Hopkins Transportation Consultant Brings Baggage to Assignment

Zelda Bronstein
Sunday December 11, 2022 - 05:28:00 PM

Nelson\Nygaard, the transportation consultancy hired by the city to study parking and customer access at the Monterey-Hopkins commercial hub in connection with the protected bike lane project, has added an academic consultant to its team: Justin de Benedictis-Kessner, an assistant professor of Public Policy at Harvard’s Kennedy School of Government.

His c.v. includes a white paper he co-authored that was presented to the city of Boston in August 2021, “What the Next Mayor Needs to Do About Boston’s Transportation Crisis.”

Its recommendations include:  

Properly Incentivize Transportation Modes to Reduce Single Occupancy Vehicle Usage within and into Boston. Use positive incentives to make public transportation a more viable alternative to driving. Use negative incentives to more appropriately reveal the negative costs imposed by driving.  

Accelerate investment in infrastructure that makes walking and cycling more attractive.  

Improve the Public Process to Build Support. Iteratively build support through the process of policy feedback by capitalizing on successful projects.  

The white paper goes on to elaborate on this recommendations. For example: 

Set the tone for what is possible in transportation policy and create a sense of inevitability that transformation is necessary and coming.  

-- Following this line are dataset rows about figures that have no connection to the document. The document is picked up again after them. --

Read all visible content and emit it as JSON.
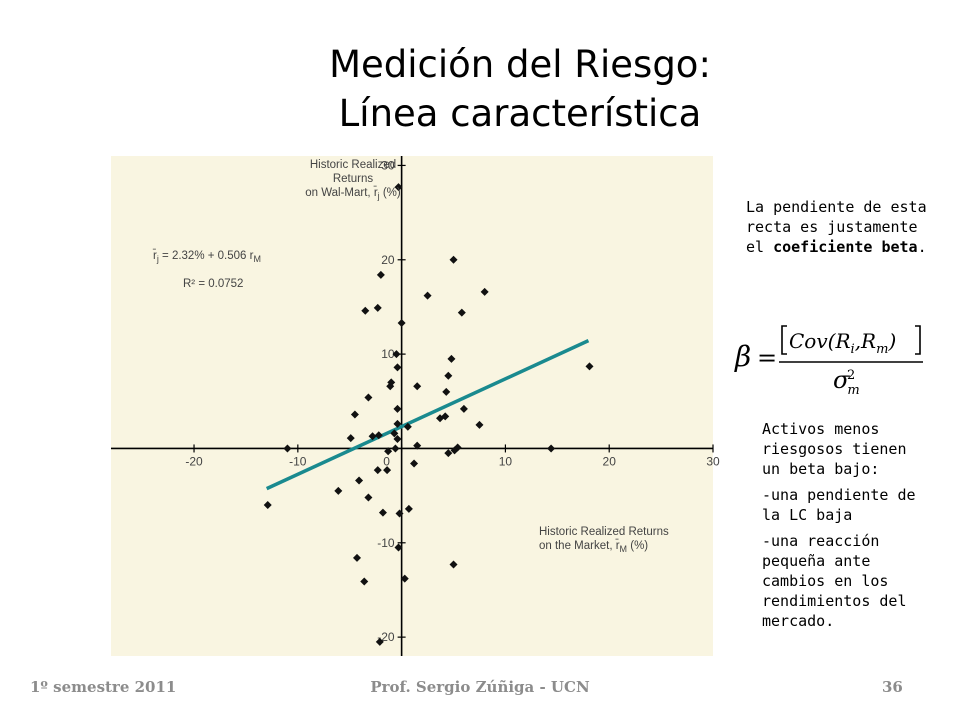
{
  "slide": {
    "title_line1": "Medición del Riesgo:",
    "title_line2": "Línea característica",
    "note1": {
      "text": "La pendiente de esta recta es justamente el ",
      "bold": "coeficiente beta",
      "end": "."
    },
    "note2": {
      "intro": "Activos menos riesgosos tienen un beta bajo:",
      "item1": "-una pendiente de la LC baja",
      "item2": "-una reacción pequeña ante cambios en los rendimientos del mercado."
    },
    "footer": {
      "left": "1º semestre 2011",
      "center": "Prof. Sergio Zúñiga - UCN",
      "page": "36"
    }
  },
  "chart_data": {
    "type": "scatter",
    "xlim": [
      -28,
      30
    ],
    "ylim": [
      -22,
      31
    ],
    "x_ticks": [
      -20,
      -10,
      0,
      10,
      20,
      30
    ],
    "x_tick_labels": [
      "-20",
      "-10",
      "0",
      "10",
      "20",
      "30"
    ],
    "y_ticks": [
      30,
      20,
      10,
      -10,
      -20
    ],
    "y_tick_labels": [
      "30",
      "20",
      "10",
      "-10",
      "-20"
    ],
    "ylabel_line1": "Historic Realized",
    "ylabel_line2": "Returns",
    "ylabel_line3": "on Wal-Mart, r̄",
    "ylabel_sub": "j",
    "ylabel_unit": " (%)",
    "xlabel_line1": "Historic Realized Returns",
    "xlabel_line2": "on the Market, r̄",
    "xlabel_sub": "M",
    "xlabel_unit": " (%)",
    "equation_lhs": "r̄",
    "equation_lhs_sub": "j",
    "equation_rhs": " = 2.32% + 0.506 r",
    "equation_rhs_sub": "M",
    "r2_text": "R² = 0.0752",
    "grid": false,
    "regression": {
      "intercept": 2.32,
      "slope": 0.506,
      "x_range": [
        -13,
        18
      ],
      "color": "#1a8a8f"
    },
    "point_color": "#111111",
    "background": "#f9f5e1",
    "points": [
      [
        -0.3,
        27.7
      ],
      [
        5,
        20
      ],
      [
        -2,
        18.4
      ],
      [
        8,
        16.6
      ],
      [
        2.5,
        16.2
      ],
      [
        -2.3,
        14.9
      ],
      [
        -3.5,
        14.6
      ],
      [
        5.8,
        14.4
      ],
      [
        0,
        13.3
      ],
      [
        -0.5,
        10
      ],
      [
        4.8,
        9.5
      ],
      [
        -0.4,
        8.6
      ],
      [
        4.5,
        7.7
      ],
      [
        -1,
        7
      ],
      [
        -1.1,
        6.6
      ],
      [
        1.5,
        6.6
      ],
      [
        4.3,
        6
      ],
      [
        -3.2,
        5.4
      ],
      [
        -0.4,
        4.2
      ],
      [
        6,
        4.2
      ],
      [
        4.2,
        3.4
      ],
      [
        3.7,
        3.2
      ],
      [
        -4.5,
        3.6
      ],
      [
        -0.4,
        2.6
      ],
      [
        0.6,
        2.3
      ],
      [
        7.5,
        2.5
      ],
      [
        -0.7,
        1.6
      ],
      [
        -2.2,
        1.4
      ],
      [
        -2.8,
        1.3
      ],
      [
        -4.9,
        1.1
      ],
      [
        -0.4,
        1
      ],
      [
        1.5,
        0.3
      ],
      [
        -0.6,
        0
      ],
      [
        5.1,
        -0.2
      ],
      [
        5.4,
        0.1
      ],
      [
        -11,
        0
      ],
      [
        14.4,
        0
      ],
      [
        -1.3,
        -0.3
      ],
      [
        4.5,
        -0.5
      ],
      [
        1.2,
        -1.6
      ],
      [
        -2.3,
        -2.3
      ],
      [
        -1.4,
        -2.3
      ],
      [
        -4.1,
        -3.4
      ],
      [
        -6.1,
        -4.5
      ],
      [
        -3.2,
        -5.2
      ],
      [
        0.7,
        -6.4
      ],
      [
        -1.8,
        -6.8
      ],
      [
        -12.9,
        -6
      ],
      [
        -0.2,
        -6.9
      ],
      [
        -0.3,
        -10.5
      ],
      [
        -4.3,
        -11.6
      ],
      [
        5,
        -12.3
      ],
      [
        -3.6,
        -14.1
      ],
      [
        0.3,
        -13.8
      ],
      [
        -2.1,
        -20.5
      ],
      [
        18.1,
        8.7
      ]
    ]
  },
  "formula": {
    "beta": "β",
    "equals": "=",
    "numerator": "Cov(R",
    "numerator_sub_i": "i",
    "numerator_mid": ",R",
    "numerator_sub_m": "m",
    "numerator_end": ")",
    "denominator": "σ",
    "denominator_sub": "m",
    "denominator_sup": "2"
  }
}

Use negative incentives to more appropriately reveal the negative costs imposed by driving. When more people drive, this has near-term costs for everyone in Boston through both emissions and traffic, and long-term adverse health and climatological consequences. Negative incentives have the power to rebalance the scales and make these enormous societal costs more visible to us all. 

And then, these recommendations on public engagement: 

Conduct a proactive bi-directional public engagement process. Public engagement processes around transportation projects too often take the form of public meetings. But public engagement does not need to only be about listening to opposition from the groups of people who have the resources and time to show up to these meetings. People often see the visible costs of policies and have an immediate reaction to those costs. Getting people on board with specific policy changes despite those potential costs involves helping people reconcile their principles with the actual policy implementation of those principles. The mayor should use the public input process as a chance to help people understand the transportation needs of neighborhoods and the city as a whole, and why changes to the street will help accomplish those goals and improve on the status quo. Doing this will help put near-term costs in context of longer-term net benefits. 

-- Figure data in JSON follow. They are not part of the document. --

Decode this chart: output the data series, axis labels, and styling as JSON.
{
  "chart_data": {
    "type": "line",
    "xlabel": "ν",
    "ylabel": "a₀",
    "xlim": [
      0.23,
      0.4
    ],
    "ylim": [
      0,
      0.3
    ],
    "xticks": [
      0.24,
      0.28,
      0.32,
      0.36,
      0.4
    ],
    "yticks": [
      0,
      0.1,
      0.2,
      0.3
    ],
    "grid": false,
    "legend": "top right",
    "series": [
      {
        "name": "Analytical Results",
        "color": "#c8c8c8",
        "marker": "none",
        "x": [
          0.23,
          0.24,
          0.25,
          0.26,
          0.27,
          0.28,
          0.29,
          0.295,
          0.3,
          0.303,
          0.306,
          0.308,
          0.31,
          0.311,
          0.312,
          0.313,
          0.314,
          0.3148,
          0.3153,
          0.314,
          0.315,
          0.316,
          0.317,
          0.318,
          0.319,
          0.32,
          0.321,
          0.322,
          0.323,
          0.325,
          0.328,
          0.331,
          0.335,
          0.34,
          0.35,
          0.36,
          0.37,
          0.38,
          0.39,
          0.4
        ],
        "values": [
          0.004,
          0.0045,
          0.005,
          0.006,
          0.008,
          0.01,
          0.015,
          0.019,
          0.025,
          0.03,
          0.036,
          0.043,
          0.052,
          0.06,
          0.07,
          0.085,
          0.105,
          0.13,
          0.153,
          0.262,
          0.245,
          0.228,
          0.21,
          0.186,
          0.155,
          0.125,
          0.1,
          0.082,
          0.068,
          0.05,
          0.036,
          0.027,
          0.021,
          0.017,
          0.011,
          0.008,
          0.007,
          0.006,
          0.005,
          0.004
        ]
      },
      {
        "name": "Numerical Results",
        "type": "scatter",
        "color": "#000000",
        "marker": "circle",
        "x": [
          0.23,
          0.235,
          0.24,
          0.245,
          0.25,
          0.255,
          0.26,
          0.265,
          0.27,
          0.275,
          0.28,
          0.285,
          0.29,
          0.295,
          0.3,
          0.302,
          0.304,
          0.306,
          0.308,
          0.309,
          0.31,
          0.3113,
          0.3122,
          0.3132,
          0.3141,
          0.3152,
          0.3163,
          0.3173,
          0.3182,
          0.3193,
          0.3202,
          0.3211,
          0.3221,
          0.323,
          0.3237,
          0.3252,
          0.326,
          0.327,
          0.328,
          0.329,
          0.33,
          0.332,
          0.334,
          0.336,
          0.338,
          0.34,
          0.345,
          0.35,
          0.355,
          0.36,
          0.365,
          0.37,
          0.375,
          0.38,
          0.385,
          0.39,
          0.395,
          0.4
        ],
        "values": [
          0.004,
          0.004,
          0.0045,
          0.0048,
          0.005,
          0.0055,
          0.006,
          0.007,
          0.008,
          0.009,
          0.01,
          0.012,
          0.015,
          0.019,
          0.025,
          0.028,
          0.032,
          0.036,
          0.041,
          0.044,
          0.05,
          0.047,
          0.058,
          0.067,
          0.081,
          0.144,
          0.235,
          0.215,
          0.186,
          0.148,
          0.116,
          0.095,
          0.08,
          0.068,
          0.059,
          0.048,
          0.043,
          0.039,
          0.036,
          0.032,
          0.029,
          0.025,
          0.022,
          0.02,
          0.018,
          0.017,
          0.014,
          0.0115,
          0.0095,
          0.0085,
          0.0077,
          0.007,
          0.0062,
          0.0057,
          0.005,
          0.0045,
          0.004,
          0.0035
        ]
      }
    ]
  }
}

Iteratively build public support based on evidence from pilot projects. The mayor should use successful projects in one neighborhood as evidence of the benefits of these projects when expanding improvements to new neighborhoods in Boston. A public process that harnesses incremental improvements can result in what political scientists call policy feedback to help to build future support. Policy feedback occurs when making policy changes builds a constituency that supports that policy — and extending that policy even further. A classic example of this is Social Security, which through its initial implementation and subsequent expansions built a constituency of people who would further support it, as well as gave them the information and the means to be able to mobilize in the political processes that could expand their desired policy options. This kind of process is likely to occur with transportation improvements that build the constituency of support. For instance, the research on the construction of protected bike lanes indicates that they will encourage new people to use bikes for both commute and non-commute trips. These people — new to the use of bike infrastructure — may then be mobilized to support expansion of needed transportation infrastructure. Moreover, this success can be used as evidence to convince other neighborhoods of the value of these policies through the public engagement process. Instead of narrow policies or policies that restrict their benefits to a certain demographic or geographic constituency, use policies that build a broader constituency to ensure future support. 

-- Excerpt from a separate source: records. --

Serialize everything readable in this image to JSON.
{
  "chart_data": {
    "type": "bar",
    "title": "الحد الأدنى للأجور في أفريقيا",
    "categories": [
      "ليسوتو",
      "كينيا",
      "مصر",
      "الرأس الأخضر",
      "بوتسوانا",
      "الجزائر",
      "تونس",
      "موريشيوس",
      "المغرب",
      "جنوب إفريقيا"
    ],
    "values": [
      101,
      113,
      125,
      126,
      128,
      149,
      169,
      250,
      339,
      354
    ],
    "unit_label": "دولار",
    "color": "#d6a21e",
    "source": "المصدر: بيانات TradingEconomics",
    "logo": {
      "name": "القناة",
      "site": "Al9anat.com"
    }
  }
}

In short, Professor de Benedictis-Kessner comes to this project with strong biases. He’s against driving and for biking. He’s contemptuous of public engagement that brings out opponents of the kinds of projects that he supports—for example, “protected bike lanes.” The Harvard professor assumes that people who attend “public meetings” are “those who have the time and resources to show up at those meetings.” But in Berkeley, it’s the bike lobby, fat on grants from the city, and favored by City Hall, whose members show up and get their way. He proposes to manipulate a presumably credulous and inattentive public by suppressing information about failed projects. 

Given these biases, it’s impossible to see how Professor de Benedictis-Kessner can fairly assess the impact of parking removal on customer access to the Monterey-Hopkins shopping area. He should be removed from the consultant team.